8.2 Definition of a type hierarchy

In the current implementation, the user can only add type definitions for feature values, i.e. for the type UserDefConstant. Let us start with a sample type hierarchy for the pos feature:

<typedeclaration base="pos" version="1.0">
...
  <!-- base type: pos -->
  <type name="pos">
     <subtype nameref="openclass"/>
     <subtype nameref="closedclass"/>
     <subtype nameref="punctuation"/>
     <subtype nameref="misc"/>
  </type>
...
</typedeclaration>

Type declaration are encoded in an XML-based format: The type declarations for a feature constitute the contents of a typedeclaration root element. The base attribute defines the base type (or root type) of the type system.

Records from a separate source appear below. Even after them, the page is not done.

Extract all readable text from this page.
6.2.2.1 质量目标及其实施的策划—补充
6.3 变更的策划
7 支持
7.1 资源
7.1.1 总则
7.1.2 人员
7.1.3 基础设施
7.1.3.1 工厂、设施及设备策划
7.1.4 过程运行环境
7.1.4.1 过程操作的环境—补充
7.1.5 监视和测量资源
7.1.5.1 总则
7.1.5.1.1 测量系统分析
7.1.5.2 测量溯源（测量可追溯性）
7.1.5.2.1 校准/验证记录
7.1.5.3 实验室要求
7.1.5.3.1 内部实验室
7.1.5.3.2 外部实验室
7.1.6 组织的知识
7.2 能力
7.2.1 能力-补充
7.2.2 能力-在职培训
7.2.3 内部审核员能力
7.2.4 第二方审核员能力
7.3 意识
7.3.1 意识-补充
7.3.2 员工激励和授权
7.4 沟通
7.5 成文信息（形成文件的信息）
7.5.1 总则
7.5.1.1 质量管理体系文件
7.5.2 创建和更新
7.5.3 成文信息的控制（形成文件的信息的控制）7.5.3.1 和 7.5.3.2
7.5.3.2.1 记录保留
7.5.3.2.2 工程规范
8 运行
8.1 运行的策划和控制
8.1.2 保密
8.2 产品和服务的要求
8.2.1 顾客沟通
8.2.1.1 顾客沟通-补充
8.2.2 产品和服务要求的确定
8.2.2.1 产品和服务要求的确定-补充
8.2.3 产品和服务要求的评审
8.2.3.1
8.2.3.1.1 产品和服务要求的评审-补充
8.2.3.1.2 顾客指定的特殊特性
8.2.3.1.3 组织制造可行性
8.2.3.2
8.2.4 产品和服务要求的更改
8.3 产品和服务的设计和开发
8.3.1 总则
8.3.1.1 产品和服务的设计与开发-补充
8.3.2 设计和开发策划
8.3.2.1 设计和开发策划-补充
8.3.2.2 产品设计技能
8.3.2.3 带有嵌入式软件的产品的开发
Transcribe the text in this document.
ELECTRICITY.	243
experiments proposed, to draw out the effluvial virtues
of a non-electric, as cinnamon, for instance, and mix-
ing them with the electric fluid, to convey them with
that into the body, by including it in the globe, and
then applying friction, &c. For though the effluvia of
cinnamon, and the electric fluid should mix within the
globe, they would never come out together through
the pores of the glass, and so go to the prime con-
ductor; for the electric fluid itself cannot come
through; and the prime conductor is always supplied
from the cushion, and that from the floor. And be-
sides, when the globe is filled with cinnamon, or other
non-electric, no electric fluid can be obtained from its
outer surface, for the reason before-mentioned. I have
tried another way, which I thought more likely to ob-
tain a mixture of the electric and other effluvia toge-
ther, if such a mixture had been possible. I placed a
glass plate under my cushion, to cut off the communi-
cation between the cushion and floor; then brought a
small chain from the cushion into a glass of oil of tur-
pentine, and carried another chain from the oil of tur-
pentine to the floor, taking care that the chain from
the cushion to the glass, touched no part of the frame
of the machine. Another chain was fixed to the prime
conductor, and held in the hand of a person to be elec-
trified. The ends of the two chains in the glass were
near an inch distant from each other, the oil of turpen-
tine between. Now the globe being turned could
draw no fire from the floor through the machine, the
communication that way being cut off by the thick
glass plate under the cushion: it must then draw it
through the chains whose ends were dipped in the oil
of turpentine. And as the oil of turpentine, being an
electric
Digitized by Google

Type definition rules are encoded by type elements. The value of the name attribute is the type t which is being defined. The (direct) subtypes are given by the nameref attribute values of the individual subtype child elements. An occurrence of a type t' in an subtype element is called a use of t'.

In this way, type hierarchies can be defined. The 'terminal nodes' of a type hierarchy (of constant denoting types) are constants:

  <!-- open word classes-->
  <type name="openclass">
     <subtype nameref="noun"/>
     <subtype nameref="verb"/>
     <subtype nameref="adjective"/>
     <!-- adverb -->
     <constant value="ADV" comment="schon, bald, doch"/>
  </type>

  <!-- noun -->
  <type name="noun">
     <!-- common noun -->
     <constant value="NN" comment="Tisch, Herr, [das] Reisen"/>
     <!-- proper noun -->
     <constant value="NE" comment="Hans, Hamburg, HSV"/>
  </type>

On the basis of these type definitions, some disjunctions of feature values can be written in a more concise manner, e.g. the following query can now be replaced by the subsequent query:

[pos = ("NE"|"NN")]
[pos = noun]

Restrictions for type definitions

A type must be defined at most once.

A type must be used exactly once in a type definition.

The first restriction means that neither recursion nor cross-classification (alternative definitions of the same type symbol) can be expressed. If you think you need cross-classification, template definitions (section 9) might be a way out. The second restriction enforces that every type must be hooked up in the type hierarchy. In total this means that type definitions define a tree-shaped type hierarchy. Undefined types may only occur as the leaves of a type hierarchy.